Warnings, Tips & Tricks

Water contaminations can happen to anyone, anywhere, and anytime. What if it happens to you? Do you have ways to remove at least some of the potential contaminants that could get into your drinking water? 


Here are a few warnings and suggestions from FEMA:

  • Don’t drink water you suspect is contaminated. It can lead to illness.
  • Don’t use suspected or contaminated water to wash dishes, brush your teeth, wash and prepare food, and make ice or baby formula.
  • Don’t use water from radiators, hot water boilers, or water beds.
  • Don’t boil water suspected to be contaminated with fuel or toxic chemicals.  


Here are three ways to rid water of some bacteria and pathogens:

  • Boil water for about 5 minutes.
  • Disinfect water using unscented household chlorine bleach or iodine.
  • Filter water through a clean cloth, paper towel, or coffee filter. 

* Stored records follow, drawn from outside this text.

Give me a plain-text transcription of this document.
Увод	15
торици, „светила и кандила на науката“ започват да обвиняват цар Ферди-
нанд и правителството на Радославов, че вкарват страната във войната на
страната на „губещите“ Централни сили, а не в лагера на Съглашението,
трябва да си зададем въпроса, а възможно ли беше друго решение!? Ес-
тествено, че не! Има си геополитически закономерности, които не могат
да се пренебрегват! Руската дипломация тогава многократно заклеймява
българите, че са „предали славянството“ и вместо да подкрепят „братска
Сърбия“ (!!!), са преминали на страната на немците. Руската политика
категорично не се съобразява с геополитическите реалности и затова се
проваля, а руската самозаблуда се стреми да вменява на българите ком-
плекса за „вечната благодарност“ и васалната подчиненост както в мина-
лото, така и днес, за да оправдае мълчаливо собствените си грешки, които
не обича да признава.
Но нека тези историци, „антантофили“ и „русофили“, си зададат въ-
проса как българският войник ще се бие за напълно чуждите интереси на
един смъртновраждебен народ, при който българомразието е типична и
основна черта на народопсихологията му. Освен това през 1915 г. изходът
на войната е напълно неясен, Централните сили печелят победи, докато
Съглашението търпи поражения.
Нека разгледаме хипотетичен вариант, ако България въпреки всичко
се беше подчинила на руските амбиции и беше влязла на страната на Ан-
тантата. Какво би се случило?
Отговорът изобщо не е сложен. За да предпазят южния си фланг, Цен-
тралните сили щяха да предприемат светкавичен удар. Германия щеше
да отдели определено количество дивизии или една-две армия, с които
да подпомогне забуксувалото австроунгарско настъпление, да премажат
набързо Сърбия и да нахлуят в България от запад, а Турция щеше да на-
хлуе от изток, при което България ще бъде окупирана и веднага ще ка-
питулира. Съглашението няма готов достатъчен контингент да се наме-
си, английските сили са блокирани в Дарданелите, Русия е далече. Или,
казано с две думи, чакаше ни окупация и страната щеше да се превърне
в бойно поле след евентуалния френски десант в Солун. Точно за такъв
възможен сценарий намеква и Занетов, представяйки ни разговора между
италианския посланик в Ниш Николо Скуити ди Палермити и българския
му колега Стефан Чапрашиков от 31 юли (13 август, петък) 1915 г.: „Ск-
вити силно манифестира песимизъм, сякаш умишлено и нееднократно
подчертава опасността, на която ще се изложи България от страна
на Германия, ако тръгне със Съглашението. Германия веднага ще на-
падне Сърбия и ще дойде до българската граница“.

Finally, here are a few emergency water sources:

  • Take water from your home’s water heater tank that is part of your drinking water system. Not your home heating system.
  • Melt ice cubes that were frozen prior to contamination.
  • Take water from your home’s toilet tank (not from the bowl), assuming it is clear and has not been chemically treated. Then filter this water.
  • Take liquid from canned fruit and vegetables.
  • Use water from swimming pools, spas and collected rainwater for personal hygiene and cleaning, but not for drinking. 

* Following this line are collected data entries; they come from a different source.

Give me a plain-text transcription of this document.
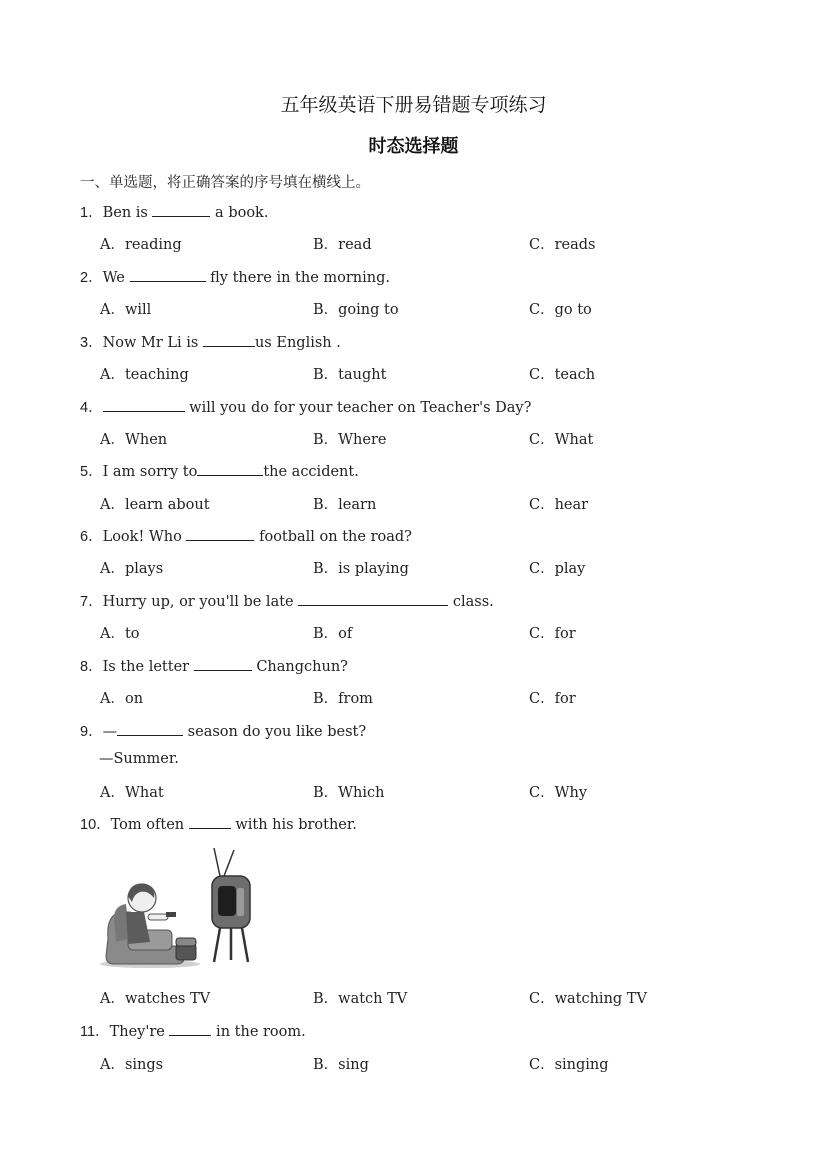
五年级英语下册易错题专项练习
时态选择题
一、单选题，将正确答案的序号填在横线上。
1．Ben is	a book.
A．reading	B．read	C．reads
2．We	fly there in the morning.
A．will	B．going to	C．go to
3．Now Mr Li is	us English .
A．teaching	B．taught	C．teach
4．	will you do for your teacher on Teacher's Day?
A．When	B．Where	C．What
5．I am sorry to	the accident.
A．learn about	B．learn	C．hear
6．Look! Who	football on the road?
A．plays	B．is playing	C．play
7．Hurry up, or you'll be late	class.
A．to	B．of	C．for
8．Is the letter	Changchun?
A．on	B．from	C．for
9．—	season do you like best?
—Summer.
A．What	B．Which	C．Why
10．Tom often	with his brother.
A．watches TV	B．watch TV	C．watching TV
11．They're	in the room.
A．sings	B．sing	C．singing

Melting Snow Is an Option 

As we head toward winter, you may get snow in your area of the country. If so, melting it could provide you with cleaner water in an emergency.

Snow is mostly water, of course. But depending on where you live, it could also contain sulfates, nitrates, formaldehyde, or mercury. A snowflake can function as a “net” in which it catches atmospheric pollutants.

If a snowfall lasts four hours, for example, the snow that falls during the fourth hour will be cleaner than snow falling in the first hour.

One water researcher describes falling snow as a scrub brush for the atmosphere. The earlier snow will soak up more than the later snow. 

Regardless, boiling snow should remove anything that might otherwise cause illness. And if you’re stranded and need water, boiled snow is a good option.